The plan at Weemala is for a biodiverse rainforest flora bank, leveraged by maintaining a high percentage of species suitable as rainforest cabinet timbers, with potential harvesting of select specimens from fifty to three hundred years. Bush tucker plantings will establish a local resource. A land-forming concept that enables the appreciation of the picturesque qualities of the property and surrounding landscape is proposed to provide access to the property’s ecological assets. Forest gardens that privilege shade, shadow, walkability and rest are also planned. This landscape will be a pleasure garden for the twenty-first century that retreats out of the glare of climatic unpredictability and gifts a legacy landscape underpinned by biodiversity and scenic beauty.

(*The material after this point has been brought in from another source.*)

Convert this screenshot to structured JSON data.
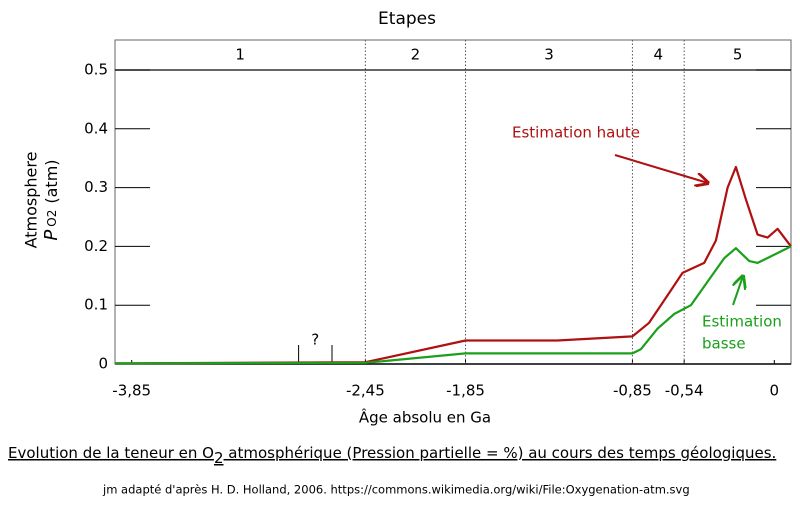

We can understand novel ecosystems of invasive and endemic species as adaptive ecosystems of opportunistic alliances that express a deeper ecology. This ecology is one of a natural response to disruption leading, over time, to landscapes with unfamiliar alliances, which allow for new complexities that maintain and increase biodiversity. Our regional landscapes are changing. The resilient ecosystems of th e future are unlikely to be what is at once familiar and nostalgic.
An extended version of this essay was presented at Kelowna, British Columbia in March 2017 at the BCSLA Annual Conference.
1. Erle C. Ellis and Navin Ramankutty, “Putting people in the map: anthropogenic biomes of the world,” Ecological Society of America: Frontiers in Ecology and the Environment , vol 6 issue 8, 2008.
2. Richard J. Hobbs, Eric S. Higgs and Carol Hall, Novel Ecosystems: Intervening in the New Ecological World Order (New Jersey: Wiley Blackwell, 2013).
3. Infrastructure Australia, Population Estimates and Projections: Australian Infrastructure Audit Background Paper , April 2015.
4. Justin P. Wright, “Linking Populations to Landscapes: Richness Scenarios Resulting from Changes in the Dynamics of an Ecosystem Engineer,” Ecological Society of America: Ecology , vol 90 issue 12, 2009.